The Parks Department had initially given Hitchcock permission to film at the national monument with several stipulations including that no violence be depicted on "any simulation or mock-up of the sculpture or talus slope."
When a sketch of the planned sequence went public, permission was pulled, and the production was forced to build a replica on which to film the climactic scenes. They were still permitted to film in the café, car park and surrounding areas so Hitchcock combined all the footage to hoodwink audiences into believing it the climax took place on the real Mount Rushmore.
This outraged the Parks Department, who demanded that their credit be removed from the film.

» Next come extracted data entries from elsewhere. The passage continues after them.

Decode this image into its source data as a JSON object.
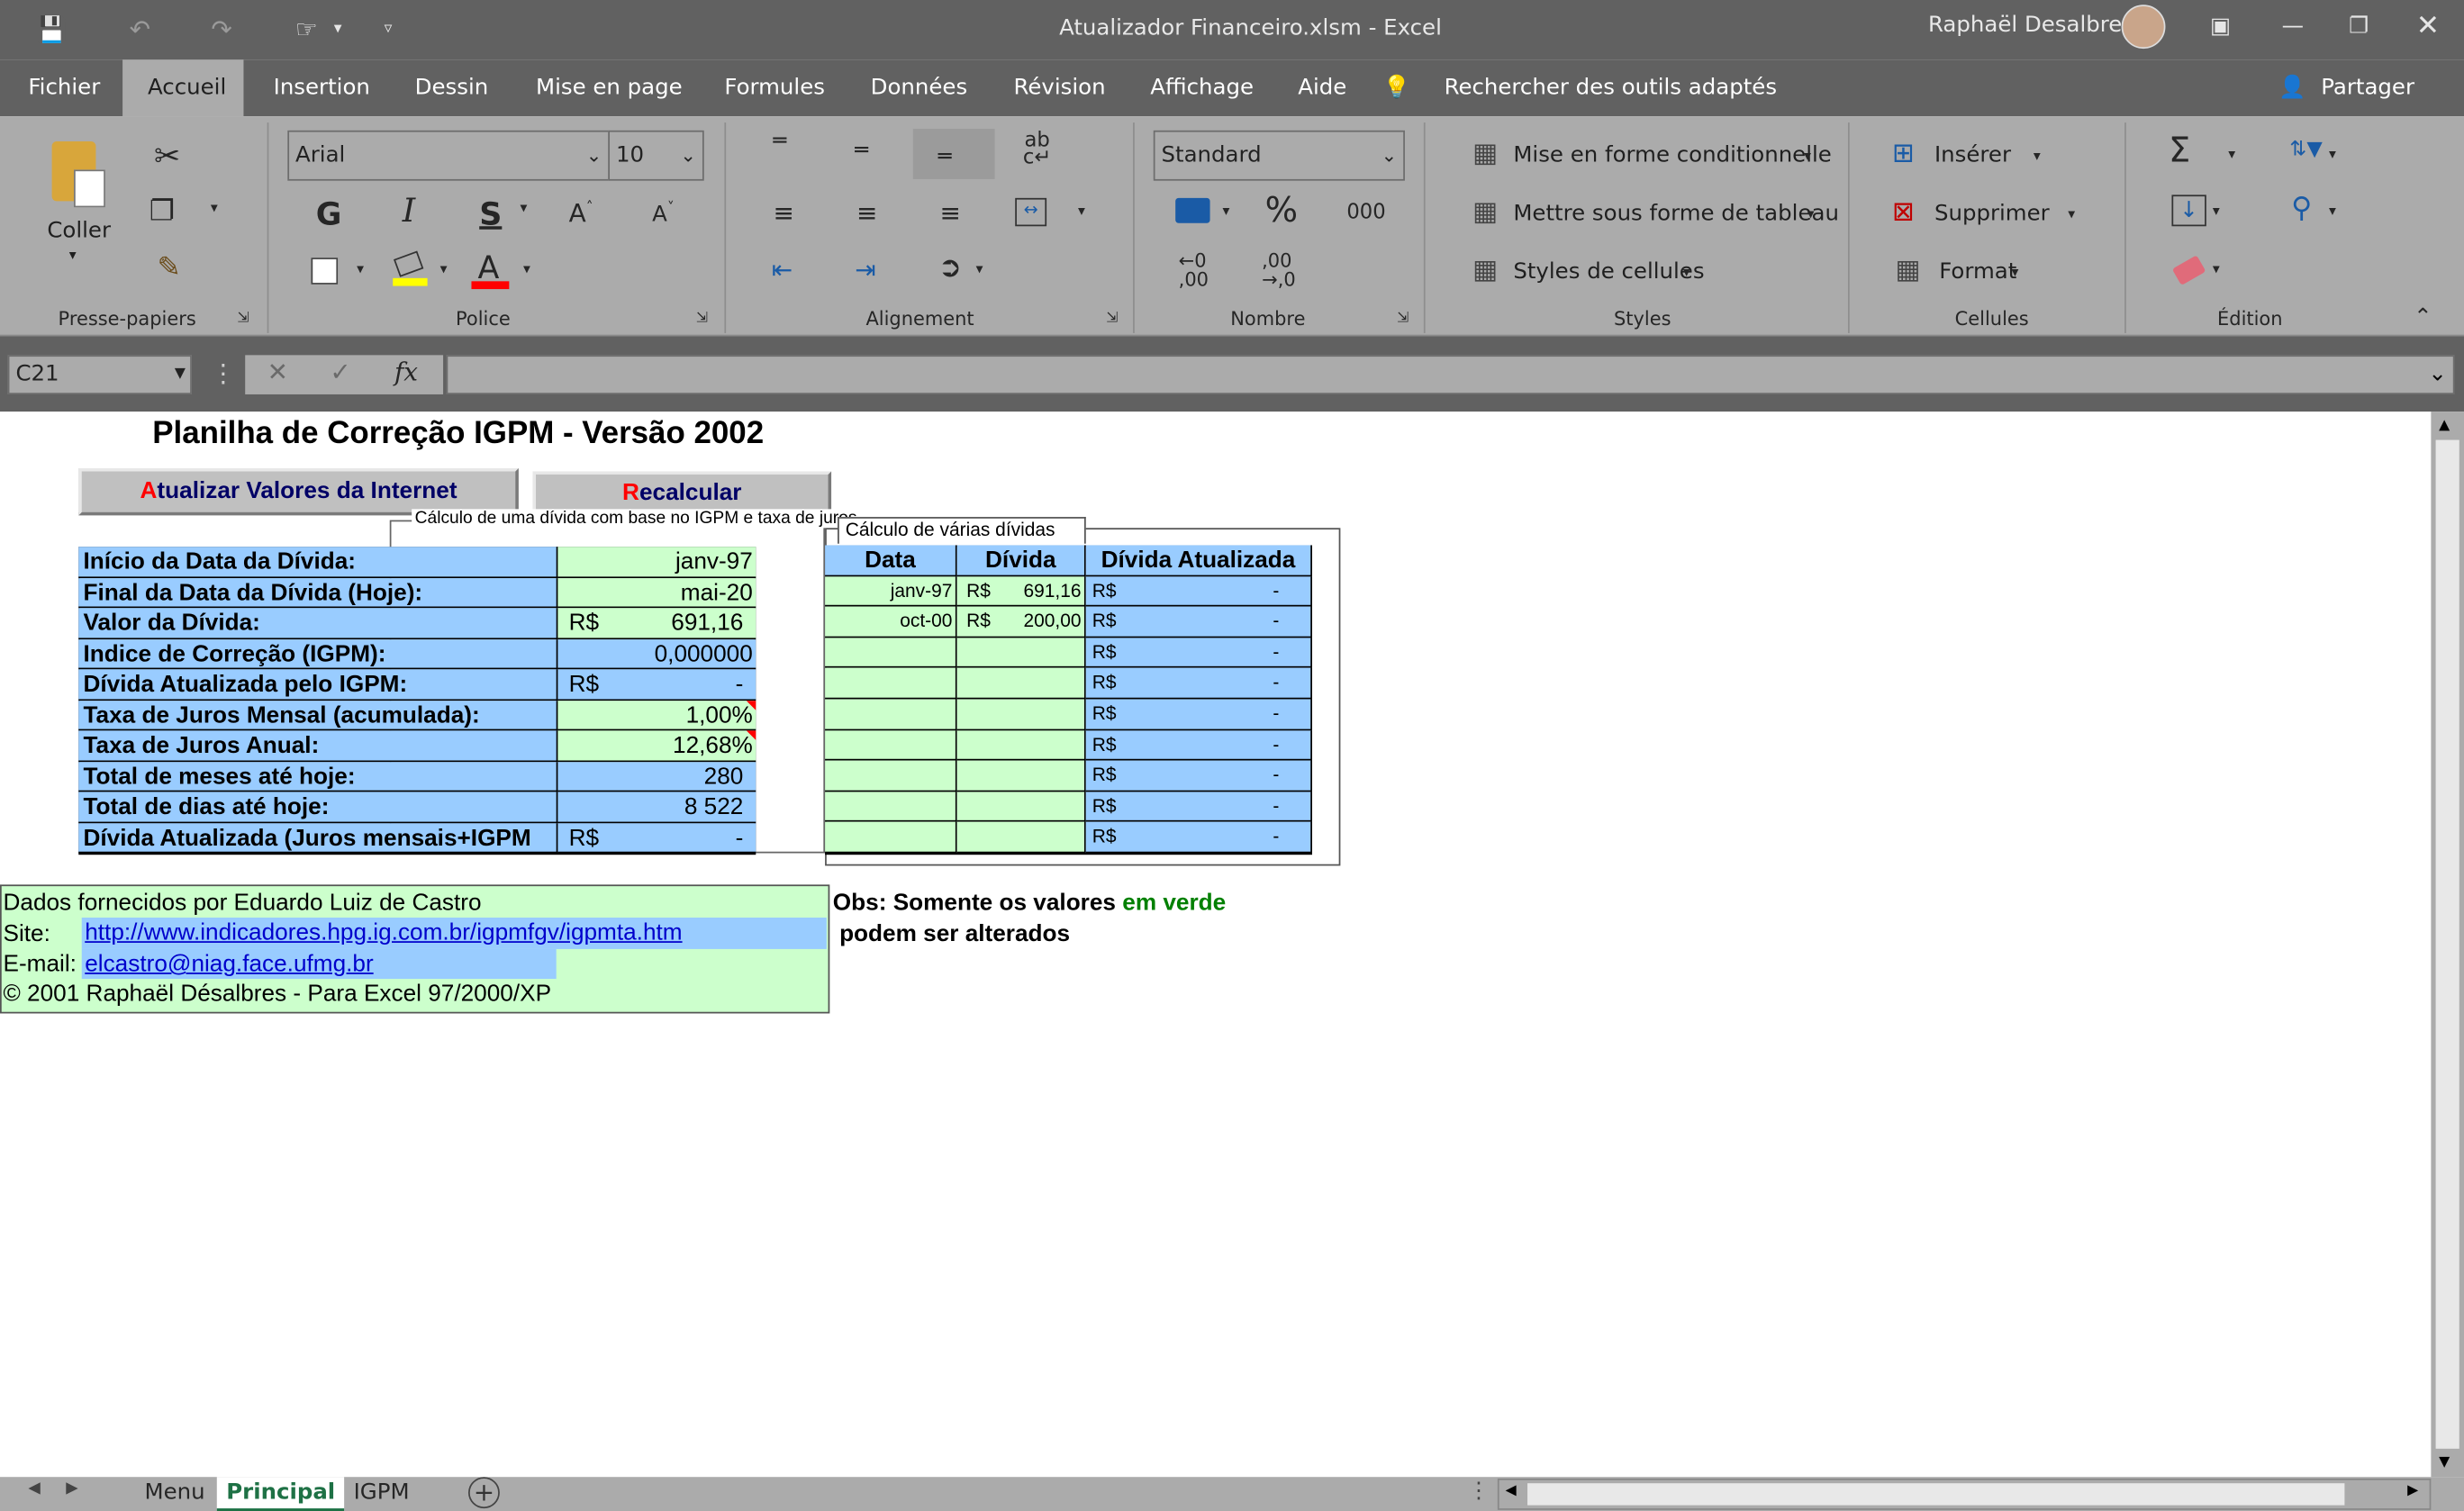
{
  "window": {
    "title": "Atualizador Financeiro.xlsm  -  Excel",
    "user": "Raphaël Desalbres"
  },
  "tabs": {
    "file": "Fichier",
    "home": "Accueil",
    "insert": "Insertion",
    "draw": "Dessin",
    "layout": "Mise en page",
    "formulas": "Formules",
    "data": "Données",
    "review": "Révision",
    "view": "Affichage",
    "help": "Aide",
    "search": "Rechercher des outils adaptés",
    "share": "Partager"
  },
  "ribbon": {
    "clipboard": {
      "paste": "Coller",
      "label": "Presse-papiers"
    },
    "font": {
      "name": "Arial",
      "size": "10",
      "label": "Police",
      "bold": "G",
      "italic": "I",
      "underline": "S"
    },
    "alignment": {
      "label": "Alignement"
    },
    "number": {
      "format": "Standard",
      "label": "Nombre",
      "percent": "%",
      "thousands": "000",
      "dec_inc_top": "←0",
      "dec_inc_bot": ",00",
      "dec_dec_top": ",00",
      "dec_dec_bot": "→,0"
    },
    "styles": {
      "conditional": "Mise en forme conditionnelle",
      "table": "Mettre sous forme de tableau",
      "cell_styles": "Styles de cellules",
      "label": "Styles"
    },
    "cells": {
      "insert": "Insérer",
      "delete": "Supprimer",
      "format": "Format",
      "label": "Cellules"
    },
    "editing": {
      "label": "Édition"
    }
  },
  "formula_bar": {
    "name_box": "C21",
    "formula": "",
    "fx": "fx"
  },
  "sheet": {
    "title": "Planilha de Correção IGPM - Versão 2002",
    "btn_update_first": "A",
    "btn_update_rest": "tualizar Valores da Internet",
    "btn_recalc_first": "R",
    "btn_recalc_rest": "ecalcular",
    "calc_caption": "Cálculo de uma dívida com base no IGPM e taxa de juros",
    "multi_caption": "Cálculo de várias dívidas",
    "rows": [
      {
        "label": "Início da Data da Dívida:",
        "cur": "",
        "value": "janv-97"
      },
      {
        "label": "Final da Data da Dívida (Hoje):",
        "cur": "",
        "value": "mai-20"
      },
      {
        "label": "Valor da Dívida:",
        "cur": "R$",
        "value": "691,16"
      },
      {
        "label": "Indice de Correção (IGPM):",
        "cur": "",
        "value": "0,000000"
      },
      {
        "label": "Dívida Atualizada pelo IGPM:",
        "cur": "R$",
        "value": "-"
      },
      {
        "label": "Taxa de Juros Mensal (acumulada):",
        "cur": "",
        "value": "1,00%"
      },
      {
        "label": "Taxa de Juros Anual:",
        "cur": "",
        "value": "12,68%"
      },
      {
        "label": "Total de meses até hoje:",
        "cur": "",
        "value": "280"
      },
      {
        "label": "Total de dias até hoje:",
        "cur": "",
        "value": "8 522"
      },
      {
        "label": "Dívida Atualizada (Juros mensais+IGPM",
        "cur": "R$",
        "value": "-"
      }
    ],
    "multi": {
      "headers": [
        "Data",
        "Dívida",
        "Dívida Atualizada"
      ],
      "rows": [
        {
          "date": "janv-97",
          "cur": "R$",
          "amount": "691,16",
          "ucur": "R$",
          "updated": "-"
        },
        {
          "date": "oct-00",
          "cur": "R$",
          "amount": "200,00",
          "ucur": "R$",
          "updated": "-"
        },
        {
          "date": "",
          "cur": "",
          "amount": "",
          "ucur": "R$",
          "updated": "-"
        },
        {
          "date": "",
          "cur": "",
          "amount": "",
          "ucur": "R$",
          "updated": "-"
        },
        {
          "date": "",
          "cur": "",
          "amount": "",
          "ucur": "R$",
          "updated": "-"
        },
        {
          "date": "",
          "cur": "",
          "amount": "",
          "ucur": "R$",
          "updated": "-"
        },
        {
          "date": "",
          "cur": "",
          "amount": "",
          "ucur": "R$",
          "updated": "-"
        },
        {
          "date": "",
          "cur": "",
          "amount": "",
          "ucur": "R$",
          "updated": "-"
        },
        {
          "date": "",
          "cur": "",
          "amount": "",
          "ucur": "R$",
          "updated": "-"
        }
      ]
    },
    "credits": {
      "line1": "Dados fornecidos por Eduardo Luiz de Castro",
      "site_label": "Site:",
      "site_url": "http://www.indicadores.hpg.ig.com.br/igpmfgv/igpmta.htm",
      "email_label": "E-mail:",
      "email": "elcastro@niag.face.ufmg.br",
      "copyright": "© 2001 Raphaël Désalbres - Para Excel 97/2000/XP"
    },
    "obs": {
      "part1": "Obs: Somente os valores ",
      "green": "em verde",
      "line2": " podem ser alterados"
    }
  },
  "sheet_tabs": [
    "Menu",
    "Principal",
    "IGPM"
  ],
  "colors": {
    "blue_cell": "#99ccff",
    "green_cell": "#ccffcc",
    "ribbon": "#ababab",
    "titlebar": "#616161",
    "active_tab_text": "#1e7145"
  }
}
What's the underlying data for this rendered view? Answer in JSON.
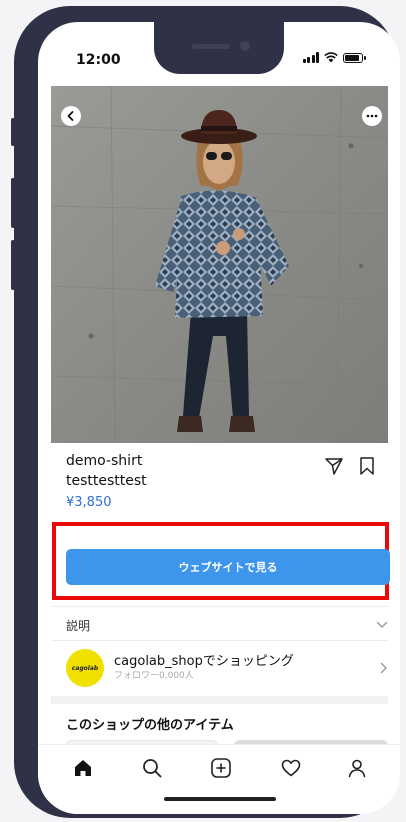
{
  "status_bar": {
    "time": "12:00"
  },
  "product": {
    "name": "demo-shirt",
    "subtitle": "testtesttest",
    "price": "¥3,850"
  },
  "cta": {
    "label": "ウェブサイトで見る"
  },
  "description": {
    "label": "説明"
  },
  "shop": {
    "logo_text": "cagolab",
    "name": "cagolab_shopでショッピング",
    "followers": "フォロワー0,000人"
  },
  "more_items": {
    "title": "このショップの他のアイテム"
  },
  "colors": {
    "accent": "#3d95ec",
    "highlight": "#ea0a0a",
    "price": "#2d6fd6",
    "frame": "#2f3147",
    "logo": "#f0e000"
  },
  "icons": {
    "back": "chevron-left-icon",
    "more": "ellipsis-icon",
    "share": "paper-plane-icon",
    "save": "bookmark-icon",
    "expand": "chevron-down-icon",
    "shop_arrow": "chevron-right-icon",
    "tabs": [
      "home-icon",
      "search-icon",
      "add-icon",
      "heart-icon",
      "profile-icon"
    ]
  }
}
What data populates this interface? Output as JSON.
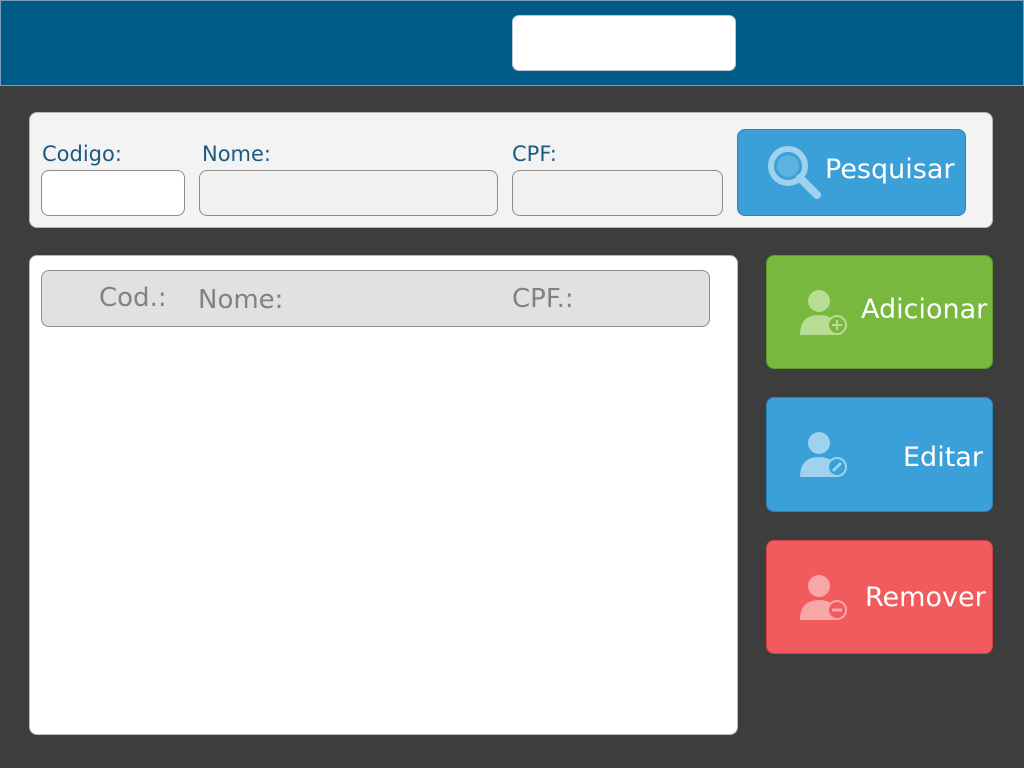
{
  "header": {
    "input_value": ""
  },
  "search": {
    "codigo_label": "Codigo:",
    "nome_label": "Nome:",
    "cpf_label": "CPF:",
    "codigo_value": "",
    "nome_value": "",
    "cpf_value": "",
    "button_label": "Pesquisar",
    "button_icon": "search-icon"
  },
  "table": {
    "columns": [
      "Cod.:",
      "Nome:",
      "CPF.:"
    ],
    "rows": []
  },
  "actions": {
    "add_label": "Adicionar",
    "add_icon": "user-add-icon",
    "edit_label": "Editar",
    "edit_icon": "user-edit-icon",
    "remove_label": "Remover",
    "remove_icon": "user-remove-icon"
  },
  "colors": {
    "header_bg": "#005b87",
    "background": "#3d3d3d",
    "label_text": "#1b5b82",
    "search_button": "#3aa0d7",
    "add_button": "#78b83f",
    "edit_button": "#3aa0d7",
    "remove_button": "#f15b5e"
  }
}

Concerned that audiences would think that they permitted such wanton desecration of these historic figures, they even involved Senator Karl E. Mundt to “have the picture recalled and corrected”. Despite assurances to raise the issue on the Senate floor, the film was already on general release and not much could be done.
Whilst such a fervent campaign must have been an irritation, Hitchcock had the last laugh. Fans of the film flock to Rushmore to see where Cary Grant threw a guy off Lincoln’s nose as much as they do to see this memorial to Democracy.